This post started as yet another rant about how you need to work to achieve artistic success. I thought about the other version of this post most of the day and decided I’m going to rework that one. In this post I’m going to talk about something else people who write bring up with near religious fervor: should you write every day?
The Value of Discipline
I think the advice should be you should write most days. There are going to be days where it comes easily and days where you’re lucky to get a few sentences out. If you’re just getting started this is OK and probably expected. Once you’ve been doing it a while you’re going to realize this happens to experienced writers as well. The “professional” knows the work will get done because they’ve disciplined themselves to do it.
Setting your target to a reasonable and achievable goal is going to go a long way in keeping you motivated.
You are a bucket of energy with a hole in the bottom
The Energy Bucket
My first flight instructor was this guy named Bud. Bud was about a foot and a half shorter than me, and I think we were matched up because I’m a doughboy. There’s a weight limit on a two-seat training aircraft, and with a full load of fuel there was room for the two of us. I digress.
We were practicing landings, and I had an approach I just didn’t think was working. I decided to abort the landing and make another attempt (which we call a go-around). I put my hand on the throttle and was about to make the radio call when Bud grabbed my hand, pulled the throttle out, and calmly told me we were simulating an engine failure. I think I said something along the lines of Oh shit; Bud’s response was, “Manage the energy to get the plane down.”
It was far from my finest approach and the landing was a bit rough, but we both walked away and someone else was able to take that plane up when we were done. As we sat in Bud’s office during the debriefing session, Bud described a plane as “a bucket of energy with a hole in the bottom. Energy is constantly going in but it’s also leaking out the bottom.”
I’m going to admit it took a long time for me to grasp what Bud was saying that hot summer afternoon, but now it makes sense. Matter of fact I think any task can be equated to the energy bucket: we only have so much time to work before we must rest. We can relentlessly try to keep our energy up but no system is infinite in its capacity; we need to manage what we have available so we don’t run out when we need it most.

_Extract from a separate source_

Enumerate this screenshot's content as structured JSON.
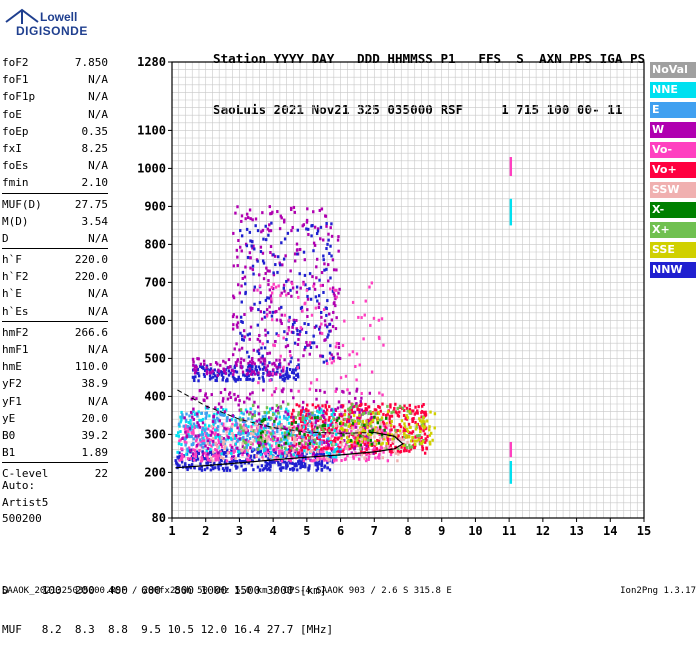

We Are Energy Buckets As Well
Like planes, people are energy buckets as well. I see many people pursuing things – not just art, but anything – who push and push and push themselves until collapse. If this comes with what the person considers an artistic failure they may give up and walk away.
I strongly advise you don’t let this happen to you. Yes, there is a time to push. There is also a time to rest and recharge. Knowing when you need to back off is not a weakness, but a strength.